ForensicFormer: Hierarchical Multi-Scale Reasoning for Cross-Domain Image Forgery Detection

TL;DR

ForensicFormer introduces a hierarchical multi-scale transformer framework that significantly improves cross-domain image forgery detection accuracy, robustness, and interpretability over existing methods, addressing the challenges posed by diverse manipulation techniques.

Contribution

The paper proposes a novel hierarchical multi-scale transformer architecture that unifies artifact detection, boundary analysis, and semantic reasoning for robust cross-domain forgery detection.

Findings

Achieves 86.8% accuracy across diverse datasets, outperforming prior methods.

Demonstrates robustness to JPEG compression with 83% accuracy at Q=70.

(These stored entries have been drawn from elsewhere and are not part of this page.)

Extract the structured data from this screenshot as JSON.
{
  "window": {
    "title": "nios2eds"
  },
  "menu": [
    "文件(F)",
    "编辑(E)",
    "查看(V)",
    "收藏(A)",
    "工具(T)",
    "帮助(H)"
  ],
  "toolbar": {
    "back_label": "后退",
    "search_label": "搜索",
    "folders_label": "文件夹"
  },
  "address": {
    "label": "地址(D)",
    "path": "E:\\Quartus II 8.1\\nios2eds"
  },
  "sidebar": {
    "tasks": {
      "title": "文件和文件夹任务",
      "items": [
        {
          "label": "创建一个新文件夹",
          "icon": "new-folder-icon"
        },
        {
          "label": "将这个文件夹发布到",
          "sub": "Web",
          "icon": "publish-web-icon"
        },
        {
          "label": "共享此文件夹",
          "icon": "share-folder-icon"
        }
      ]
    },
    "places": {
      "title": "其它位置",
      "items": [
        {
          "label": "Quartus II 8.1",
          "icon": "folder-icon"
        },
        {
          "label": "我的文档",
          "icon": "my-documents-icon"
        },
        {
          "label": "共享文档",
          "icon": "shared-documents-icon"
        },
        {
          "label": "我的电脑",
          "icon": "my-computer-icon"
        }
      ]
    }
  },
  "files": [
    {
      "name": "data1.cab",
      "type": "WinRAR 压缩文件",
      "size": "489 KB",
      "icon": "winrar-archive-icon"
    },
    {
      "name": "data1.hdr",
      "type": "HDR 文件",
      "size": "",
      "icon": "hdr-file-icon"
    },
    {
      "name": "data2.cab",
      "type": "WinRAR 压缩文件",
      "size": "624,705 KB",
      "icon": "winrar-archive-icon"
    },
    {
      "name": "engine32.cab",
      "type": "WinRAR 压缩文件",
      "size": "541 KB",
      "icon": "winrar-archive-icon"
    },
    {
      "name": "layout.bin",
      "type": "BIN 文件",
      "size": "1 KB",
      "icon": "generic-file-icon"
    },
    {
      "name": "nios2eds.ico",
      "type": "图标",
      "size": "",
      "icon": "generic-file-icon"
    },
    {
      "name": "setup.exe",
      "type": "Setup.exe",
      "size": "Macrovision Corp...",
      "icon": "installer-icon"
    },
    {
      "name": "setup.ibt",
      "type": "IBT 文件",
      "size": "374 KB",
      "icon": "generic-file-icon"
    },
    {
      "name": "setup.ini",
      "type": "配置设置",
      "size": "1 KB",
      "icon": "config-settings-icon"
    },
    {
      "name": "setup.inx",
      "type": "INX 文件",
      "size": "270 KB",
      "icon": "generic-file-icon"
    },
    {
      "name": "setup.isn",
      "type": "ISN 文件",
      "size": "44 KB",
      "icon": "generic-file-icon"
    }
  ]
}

Provides pixel-level forgery localization with a 0.76 F1-score.

Abstract

The proliferation of AI-generated imagery and sophisticated editing tools has rendered traditional forensic methods ineffective for cross-domain forgery detection. We present ForensicFormer, a hierarchical multi-scale framework that unifies low-level artifact detection, mid-level boundary analysis, and high-level semantic reasoning via cross-attention transformers. Unlike prior single-paradigm approaches, which achieve <75% accuracy on out-of-distribution datasets, our method maintains 86.8% average accuracy across seven diverse test sets, spanning traditional manipulations, GAN-generated images, and diffusion model outputs - a significant improvement over state-of-the-art universal detectors. We demonstrate superior robustness to JPEG compression (83% accuracy at Q=70 vs. 66% for baselines) and provide pixel-level forgery localization with a 0.76 F1-score. Extensive ablation studies validate that each hierarchical component contributes 4-10% accuracy improvement, and qualitative analysis reveals interpretable forensic features aligned with human expert reasoning. Our work bridges classical image forensics and modern deep learning, offering a practical solution for real-world deployment where manipulation techniques are unknown a priori.